I have been clearing out the stuff we had to clear out from my mother-in-law’s attic in something of a hurry, and finally got round to a bag that I don’t think I have opened for at least fifteen years.  It turned out to be full of beautiful but now very dated Liberty woollen shawls, long lengths of calico which smelled really musty and required two good long cycle washes to be bearable, and a selection of my very first attempts at a number of things.  Some, like the dull Hawaiian applique piece, aren’t really worth sharing, but some are a bit more interesting.  So today’s second  post is a bit of a gallery rather than having anything very profound to say.

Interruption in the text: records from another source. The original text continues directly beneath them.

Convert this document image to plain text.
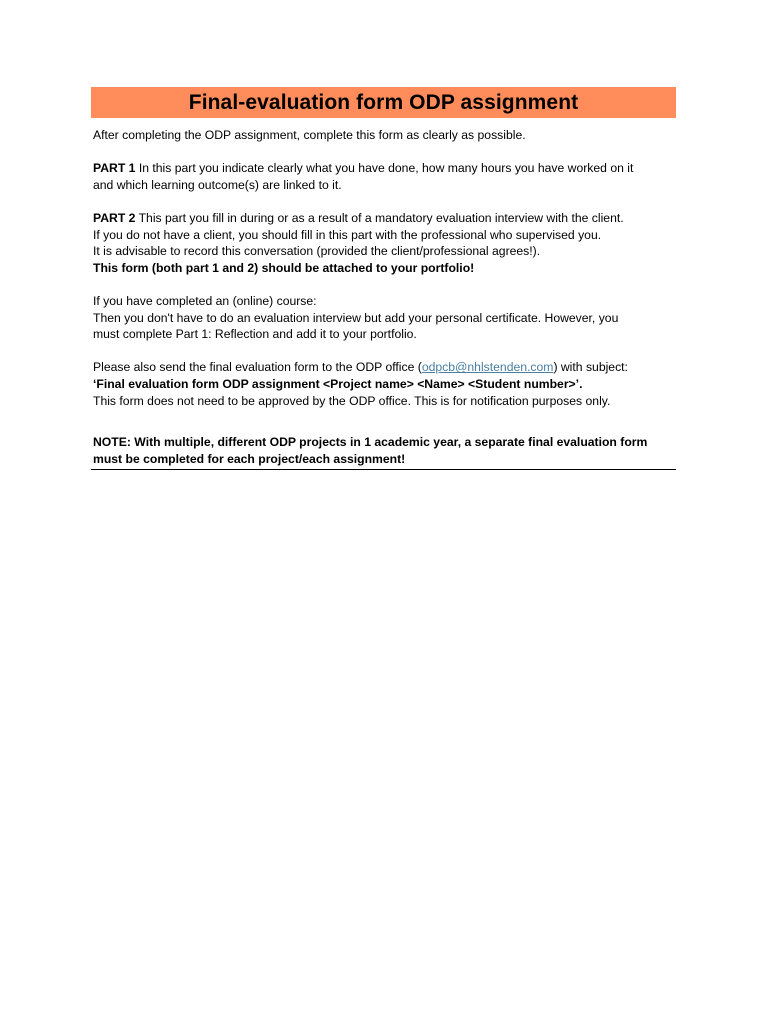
Final-evaluation form ODP assignment

After completing the ODP assignment, complete this form as clearly as possible.

PART 1 In this part you indicate clearly what you have done, how many hours you have worked on it

and which learning outcome(s) are linked to it.

PART 2 This part you fill in during or as a result of a mandatory evaluation interview with the client.

If you do not have a client, you should fill in this part with the professional who supervised you.

It is advisable to record this conversation (provided the client/professional agrees!).

This form (both part 1 and 2) should be attached to your portfolio!

If you have completed an (online) course:

Then you don't have to do an evaluation interview but add your personal certificate. However, you

must complete Part 1: Reflection and add it to your portfolio.

Please also send the final evaluation form to the ODP office (odpcb@nhlstenden.com) with subject:

‘Final evaluation form ODP assignment <Project name> <Name> <Student number>’.

This form does not need to be approved by the ODP office. This is for notification purposes only.

NOTE: With multiple, different ODP projects in 1 academic year, a separate final evaluation form

must be completed for each project/each assignment!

This is a very early quilt made from a pattern which dates from a time when I had the leisure to make things for Christmas.  I expect it was hand-pieced over papers. It looks okay from a distance, but close up you can see that the quilting is so bad that I had to stuff the centre to make it look deliberate:


The points aren’t bad, though.


I have no idea why I made this piece.  I think it fitted over a dull arm chair we had when we first got married.  It looks like it was ‘inspired’ by a workshop I did with Dawn Pavitt many years ago.  She famously told me: ‘If it offends the maker take it out.’  She didn’t believe in only you will notice it once the binding’s on.  She thought a mistake would irritate you every time you looked at it, and I think she was right.  It’s done with quilt as you go.  It has a fair bit of Laura Ashley fabric and some from Clothkits which used to have a sort of factory shop in Bath when we first moved here:


Notice the skilled use of decorative machine stitching…


And one of my earliest attempts at free machine quilting.  I am delighted to say that at least my competence in this area has improved.

Here are a couple of place mats that I was inordinately pleased with:


A Grandmother’s Fan.  Incidentally, I am now of an age where I feel that the fan should be reinstated as a fashion item.  Anyway, here is a log cabin version:


The quilting on this isn’t bad:


The fabric on the right of the picture gives some indication of the range of quilting cottons that were available.  Okay but not spectacular.  We did tend to use a lot of Liberty fabric.  I made this little quilt to go on top of a wooden blanket box we still have.  It sat in the window, though, and more or less disintegrated in front of my eyes:


This had very clear colours when it was first made entirely from Liberty tana lawn.   I always wanted something like this, very faded, almost eighteenth-century looking, but I was hoping to buy one one day rather than making one myself.  This does not help in the quest for eternal youth:


I’m not sure where that green stain came from; I think I might have to wash it again with some stain remover.

So, not all that lovely, but definitely like meeting old friends again.